Il funambolo del sifone. Lo scienziato che cucina. Il rivoluzionario del gusto. Il Salvador Dalì dei fornelli. Ferran Adrià, 46 anni, nato a L’Hospitalet de Llobregat, (hinterland di Barcellona) è considerato il genio - ha vinto premi su premi, gastronomici e non - che ha stravolto le convenzioni dell’alta ristorazione. Cominciando dalle consistenze: gelato di polenta, torroni di minestrone, ravioli di melanzana caramellati con le Fisherman’s Friend sciolte, ostriche sotto forma di meringa... Da più di vent’anni torme di aficionados vanno a El Bulli (www.elbulli.com), il ristorante a Roses, nella cala Manjoi, come al vero santuario della degustazione sperimentale (è prenotato già per tutto il prossimo anno). Teorico della “cucina nueva”, usa ogni ritrovato della scienza per trasformare, mixare, creare accostando sapori e saperi diversi. Questa volta si è lasciato cucinare lui, a fuoco vivace.

1. Il primo sapore che ricorda? Le patate fritte di mia madre: ho una memoria molto selettiva.

2. Il primo pensiero del mattino? Esisto. Ancora per oggi, io esisto.

3. La sua prima colazione? Un caffè. Un bicchiere d’acqua. Uno yogurt. Sono un tipico esempio del celebre “metabolismo del cuoco”: di sera troppo, di giorno niente.

4. Ma quando lei era bambino diceva “voglio fare il cuoco”? Ma va’... Non ho mai avuto una vocazione, una missione. Io volevo diventare calciatore. Poi, nel 1980, ho deciso di passare le mie vacanze a Ibiza: siccome mio padre non mi dava un soldo, ho trovato lavoro come lavapiatti. Di mattina dormivo, la sera lavoravo, di notte andavo in discoteca a rimorchiare ragazze. Da lì è cominciato tutto.

5. Non è che si è pentito di non avere continuato a giocare? La verità? Pensavo di essere bravo, di andare in serie A. Poi il mio allenatore mi ha detto «Sei bravino, ma non andrai mai ai Mondiali». E lì ho imparato una cosa fondamentale...

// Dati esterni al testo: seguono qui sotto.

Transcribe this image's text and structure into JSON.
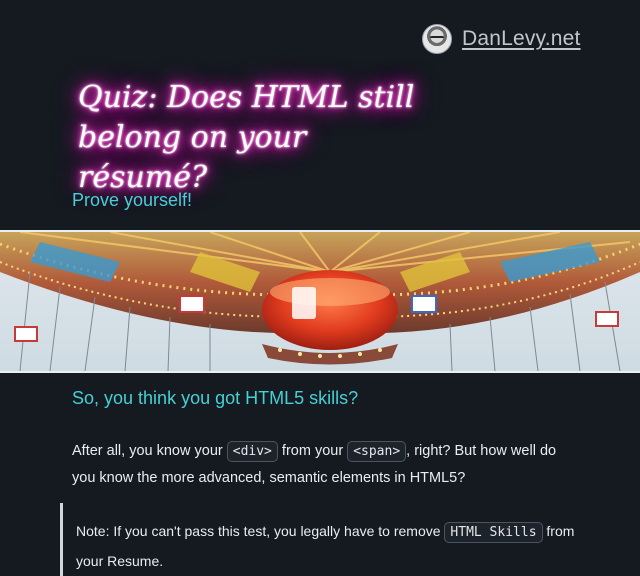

6. Cosa ha imparato? Per fare strada non puoi fare affidamento sul giudizio che hai di te stesso. Si deve avere l’umiltà di chiedere a chi ne sa più: «Sono bravo o no?», e solo dopo pensare a quello che potrai diventare.

7. La cena perfetta per sedurre? Se sapessi qual è, non glielo direi.

8. E quella perfetta per lasciarsi? Spero di non prepararla mai.

9. Sesso & cibo: sempre di pari passo? Sì, se la cucina è accanto alla camera da letto. Seriamente? Non credo. Inutile dire che se puoi mangiare quando vuoi, fare sesso proprio no.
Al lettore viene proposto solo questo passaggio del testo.